In the past five years, phage research has accelerated, with a proliferation of publications, conferences, and pharmaceutical-company investment. This enthusiasm reflects the ever-growing threat of antibiotic-resistant bacteria and a dearth of new antibiotics available to fight them. In 2016, the United Nations pronounced antibiotic resistance “the greatest and most urgent global risk.” Without reliable antibiotics, even relatively routine surgery—Cesarean sections, hernia repair, appendix or tonsil removal—could be deadly. One analysis published in a leading British medical journal estimated that, without antibiotics, one in seven people undergoing routine hip-replacement surgery might die from a drug-resistant infection. Already, some seven hundred thousand people die each year as a direct result of drug-resistant infections, a number that is predicted to rise to ten million by 2050.
The bacteria plaguing Bunevacz haven’t yet developed resistance to the full range of antibiotics, but Blodget told me that they inevitably would. Soon after Thanksgiving last year, he was identified as a viable candidate for the therapy, and Blodget told him that she thought it was worth a try. “I said, I don’t think it’s going to hurt, and it can possibly help,” she recalled. “I mean, at this point, there’s nothing else to do.”
The explanation for Blodget’s initial hesitance can be found in phage therapy’s complicated history. Although it is still considered an experimental treatment in the U.S., phages have been used to treat and prevent bacterial infections since their discovery, more than a century ago. For many American doctors, the obvious next question is: If they actually work, wouldn’t we know by now?
Part of the problem with phages is that they were discovered almost too early—far in advance of the technology and scientific understanding required to use them effectively. In 1915, a British bacteriologist named Frederick Twort reported the existence of an infectious agent capable of killing bacteria, but he didn’t pursue the finding.
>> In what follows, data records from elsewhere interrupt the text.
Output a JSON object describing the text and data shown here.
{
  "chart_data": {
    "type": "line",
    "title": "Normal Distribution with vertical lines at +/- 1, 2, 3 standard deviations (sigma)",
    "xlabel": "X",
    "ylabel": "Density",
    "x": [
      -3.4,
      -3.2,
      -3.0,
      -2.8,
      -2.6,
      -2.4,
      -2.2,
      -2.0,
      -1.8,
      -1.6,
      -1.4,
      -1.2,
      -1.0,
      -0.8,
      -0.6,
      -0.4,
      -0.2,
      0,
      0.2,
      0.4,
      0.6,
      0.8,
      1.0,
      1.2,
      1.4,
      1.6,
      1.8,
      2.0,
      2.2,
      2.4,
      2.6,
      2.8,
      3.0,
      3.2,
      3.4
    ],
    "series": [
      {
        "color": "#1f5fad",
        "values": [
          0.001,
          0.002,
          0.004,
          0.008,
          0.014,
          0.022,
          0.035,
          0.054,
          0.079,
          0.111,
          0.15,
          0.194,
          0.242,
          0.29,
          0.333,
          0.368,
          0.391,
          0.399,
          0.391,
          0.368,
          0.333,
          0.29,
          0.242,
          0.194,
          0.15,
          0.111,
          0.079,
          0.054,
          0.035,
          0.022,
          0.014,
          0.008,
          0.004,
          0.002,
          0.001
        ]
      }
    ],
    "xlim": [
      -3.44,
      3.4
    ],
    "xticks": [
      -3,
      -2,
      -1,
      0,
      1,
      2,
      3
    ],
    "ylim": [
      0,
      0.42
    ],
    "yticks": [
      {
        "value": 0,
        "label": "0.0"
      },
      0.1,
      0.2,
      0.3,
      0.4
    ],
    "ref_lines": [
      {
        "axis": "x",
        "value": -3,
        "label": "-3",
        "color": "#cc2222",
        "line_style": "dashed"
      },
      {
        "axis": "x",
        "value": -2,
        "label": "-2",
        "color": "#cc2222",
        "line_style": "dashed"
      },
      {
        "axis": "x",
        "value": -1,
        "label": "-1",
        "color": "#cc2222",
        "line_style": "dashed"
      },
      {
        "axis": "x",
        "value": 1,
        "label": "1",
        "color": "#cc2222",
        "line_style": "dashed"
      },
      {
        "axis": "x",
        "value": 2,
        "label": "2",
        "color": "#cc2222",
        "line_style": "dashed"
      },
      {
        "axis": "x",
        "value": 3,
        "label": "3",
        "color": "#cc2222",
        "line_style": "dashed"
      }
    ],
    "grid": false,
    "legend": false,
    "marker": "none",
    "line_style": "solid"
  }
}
It was left to a French-Canadian scientist, Félix d’Hérelle, to name and describe phages, in 1917. Unfortunately, d’Hérelle was an autodidact working as a volunteer at the Institut Pasteur, in Paris. What’s more, he recklessly claimed that phages were the basis of the human immune response, in direct opposition to the Nobel Prize-winning research of the institute’s Brussels director, Jules Bordet, who had demonstrated that immunity was based on antibodies. D’Hérelle, with a lack of restraint that was apparently characteristic, described his superior’s work as laden with “monstrosities.” Bordet responded by championing Twort’s prior observation of phages; as a result, the credit for the discovery remains controversial.
D’Hérelle realized that bacteriophages congregated wherever bacteria did, and that a particularly fruitful source was effluvia from sick humans. He would mix fetid water with meat bouillon, wait until any bacteria had fed and multiplied, then pass the murky soup through a porcelain filter fine enough to remove the bacteria and leave the phages. He then evaluated the filtered dregs by pouring them into a test tube filled with the target bacterium. The results were promising. After “proving” the safety of phages by feeding them to himself, his young family, and some of his colleagues, d’Hérelle went on to inject them into the swollen lymph nodes of four people who had bubonic plague, effecting a seemingly miraculous cure. Phages were briefly all the rage: in 1925, Sinclair Lewis used them to tackle a fictional outbreak in his Pulitzer Prize-winning novel, “Arrowsmith.”